At the center of both the burial ground’s history and efforts to preserve it is Elmendorf Reformed Church. In the mid-1660s, Elmendorf (then called the Low Dutch Reformed Church of Harlem) set aside land for two cemeteries, one of them for people of African descent.

Few realize the important role these early New Yorkers played in shaping their city: “People of African descent … both enslaved and free, created the foundations of the city as we know it,” says Dr. Singletary, whose doctoral work at New Brunswick Theological Seminary focused on the burial ground.

Unfortunately, their contributions were met with little respect for their final resting place. After the church sold the burial ground in 1853, a succession of buildings were built and torn down on the land. First came Sulzer’s Harlem River Park and Casino, an amusement ground and beer garden. Then army barracks for World War I soldiers. After that, a movie studio owned by William Randolph Hearst. Finally, in 1947, a bus depot.

Sixty years later, plans were taking shape to rebuild the bus depot when construction work on a nearby bridge led to the burial ground’s rediscovery.

Because of the land’s connection to Elmendorf Reformed, a city official called Dr. Singletary. The official promised not to damage any remains, but Dr. Singletary was concerned. This burial ground was an important piece of Harlem’s history. She wanted to see it honored, not buried beneath a bus depot. And she wasn’t alone.

Led by Dr. Singletary, a group of activists, historians, and elected officials formed the Harlem African Burial Ground Task Force (HABGTF) in 2009 to advocate for the burial ground’s preservation. The task force collected ample documentary evidence of the burial ground, including the names of more than 60 people interred there.
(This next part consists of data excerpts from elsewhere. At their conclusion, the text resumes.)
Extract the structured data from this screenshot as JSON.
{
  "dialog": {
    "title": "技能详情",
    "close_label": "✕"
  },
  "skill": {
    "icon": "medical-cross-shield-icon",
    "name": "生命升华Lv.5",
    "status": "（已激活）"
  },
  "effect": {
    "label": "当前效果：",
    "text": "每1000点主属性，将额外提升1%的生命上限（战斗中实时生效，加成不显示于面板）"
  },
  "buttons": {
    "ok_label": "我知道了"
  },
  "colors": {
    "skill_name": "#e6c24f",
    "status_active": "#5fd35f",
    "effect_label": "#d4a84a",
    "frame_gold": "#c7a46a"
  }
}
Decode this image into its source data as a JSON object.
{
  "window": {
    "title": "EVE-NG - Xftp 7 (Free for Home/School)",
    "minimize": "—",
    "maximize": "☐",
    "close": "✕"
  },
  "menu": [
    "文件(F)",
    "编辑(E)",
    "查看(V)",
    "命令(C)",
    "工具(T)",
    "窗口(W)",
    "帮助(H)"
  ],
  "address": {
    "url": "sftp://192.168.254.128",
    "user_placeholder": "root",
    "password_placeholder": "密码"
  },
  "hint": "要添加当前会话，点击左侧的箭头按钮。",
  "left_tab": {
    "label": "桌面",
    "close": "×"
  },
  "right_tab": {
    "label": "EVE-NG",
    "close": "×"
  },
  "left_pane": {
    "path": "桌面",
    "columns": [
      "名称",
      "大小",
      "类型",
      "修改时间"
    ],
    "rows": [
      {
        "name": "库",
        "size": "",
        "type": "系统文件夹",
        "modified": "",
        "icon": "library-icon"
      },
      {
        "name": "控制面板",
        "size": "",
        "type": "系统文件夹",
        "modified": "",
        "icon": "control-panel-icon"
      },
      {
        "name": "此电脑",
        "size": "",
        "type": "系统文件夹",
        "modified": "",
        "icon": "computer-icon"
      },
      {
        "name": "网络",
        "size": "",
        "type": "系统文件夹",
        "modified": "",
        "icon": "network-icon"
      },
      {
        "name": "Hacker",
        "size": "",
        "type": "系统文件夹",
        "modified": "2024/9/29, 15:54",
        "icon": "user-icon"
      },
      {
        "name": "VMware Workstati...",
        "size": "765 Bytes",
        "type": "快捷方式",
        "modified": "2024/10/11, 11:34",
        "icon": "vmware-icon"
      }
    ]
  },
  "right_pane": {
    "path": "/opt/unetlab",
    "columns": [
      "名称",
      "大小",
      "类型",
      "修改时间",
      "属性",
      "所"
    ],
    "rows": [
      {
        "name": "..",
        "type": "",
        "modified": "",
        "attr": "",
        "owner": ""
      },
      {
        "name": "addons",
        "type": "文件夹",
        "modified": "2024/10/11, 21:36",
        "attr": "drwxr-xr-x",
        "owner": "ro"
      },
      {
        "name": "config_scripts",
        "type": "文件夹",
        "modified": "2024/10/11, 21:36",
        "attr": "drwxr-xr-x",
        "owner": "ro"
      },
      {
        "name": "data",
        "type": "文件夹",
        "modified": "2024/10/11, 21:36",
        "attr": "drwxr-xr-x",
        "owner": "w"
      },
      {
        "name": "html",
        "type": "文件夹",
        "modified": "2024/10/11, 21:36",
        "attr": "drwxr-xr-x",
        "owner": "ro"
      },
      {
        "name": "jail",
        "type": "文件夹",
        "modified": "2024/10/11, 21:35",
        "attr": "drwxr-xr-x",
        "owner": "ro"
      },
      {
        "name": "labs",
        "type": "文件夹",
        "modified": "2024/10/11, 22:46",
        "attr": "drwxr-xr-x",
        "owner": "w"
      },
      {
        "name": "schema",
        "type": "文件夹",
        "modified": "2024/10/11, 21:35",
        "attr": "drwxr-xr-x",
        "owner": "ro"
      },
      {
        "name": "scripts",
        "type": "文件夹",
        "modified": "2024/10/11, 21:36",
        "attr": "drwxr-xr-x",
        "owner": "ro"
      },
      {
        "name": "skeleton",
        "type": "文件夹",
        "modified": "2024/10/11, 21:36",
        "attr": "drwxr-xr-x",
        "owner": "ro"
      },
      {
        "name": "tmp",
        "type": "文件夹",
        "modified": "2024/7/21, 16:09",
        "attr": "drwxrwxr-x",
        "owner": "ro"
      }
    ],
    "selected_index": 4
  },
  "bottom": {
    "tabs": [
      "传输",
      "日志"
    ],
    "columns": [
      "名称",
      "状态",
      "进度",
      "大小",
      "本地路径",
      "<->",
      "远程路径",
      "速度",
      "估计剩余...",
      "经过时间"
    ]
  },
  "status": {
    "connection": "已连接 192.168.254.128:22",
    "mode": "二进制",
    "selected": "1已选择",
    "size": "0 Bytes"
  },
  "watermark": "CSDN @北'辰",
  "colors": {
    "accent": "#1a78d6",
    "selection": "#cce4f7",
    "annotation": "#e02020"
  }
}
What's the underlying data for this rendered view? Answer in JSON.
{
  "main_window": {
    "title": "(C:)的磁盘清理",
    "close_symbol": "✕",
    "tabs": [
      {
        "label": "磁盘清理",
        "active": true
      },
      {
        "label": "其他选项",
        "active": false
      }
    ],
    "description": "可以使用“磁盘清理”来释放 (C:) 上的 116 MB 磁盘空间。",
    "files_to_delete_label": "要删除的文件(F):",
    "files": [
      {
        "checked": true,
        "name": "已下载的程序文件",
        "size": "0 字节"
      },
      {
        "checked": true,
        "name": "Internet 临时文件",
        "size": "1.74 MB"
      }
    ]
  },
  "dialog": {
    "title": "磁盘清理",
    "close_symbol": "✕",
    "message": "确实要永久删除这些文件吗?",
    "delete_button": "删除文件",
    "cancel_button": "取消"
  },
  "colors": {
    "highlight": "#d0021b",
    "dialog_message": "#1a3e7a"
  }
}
They even traced one family’s family tree.

Still, the Metro Transport Authority (MTA) continued to claim there wasn’t sufficient evidence of a burial ground beneath the bus depot—until their own archaeological study came to the opposite conclusion. Conducted at the task force’s urging, the 2011 study led the MTA to reevaluate its construction plans. In 2015, the depot was closed.

Later in 2015, the city sponsored another archaeological excavation that uncovered several hundred artifacts from the burial ground. Among them were more than 100 human bones. Most were fragments, but the archaeologists found one skull intact. It belonged to an adult woman of African descent, whom Dr. Singletary named Nana. The church held a memorial service in her honor at the site of disinterment.

These findings gave the task force and church enough evidence to move forward with a proposal to memorialize the burial ground. In September 2017, the New York City Council unanimously approved a plan for a cultural center, monument, and affordable housing project. The city council also issued a proclamation recognizing the work of the task force in preserving the historical site. As of late January, the burial ground is listed on the U.S. National Register of Historic Places.

“Now we can honor the legacy of those who worked so hard in this village and beyond to make New York City the place it is,” says Dr. Singletary. “We acknowledge our past, become alive in the present, and care for the future—whatever it takes. We have to just let God have his way and be ready for God to move. … Every time we met about the burial ground, we prayed in the name of Jesus, even when we were with this diverse, multifaith group of people. Why? Because that’s where our deliverance is going to come; that’s where the breakthrough will come.”

Dr. Singletary and the task force are working to set up a nonprofit to oversee the burial ground project. They expect design and construction of the memorial to take place between 2020 and 2023.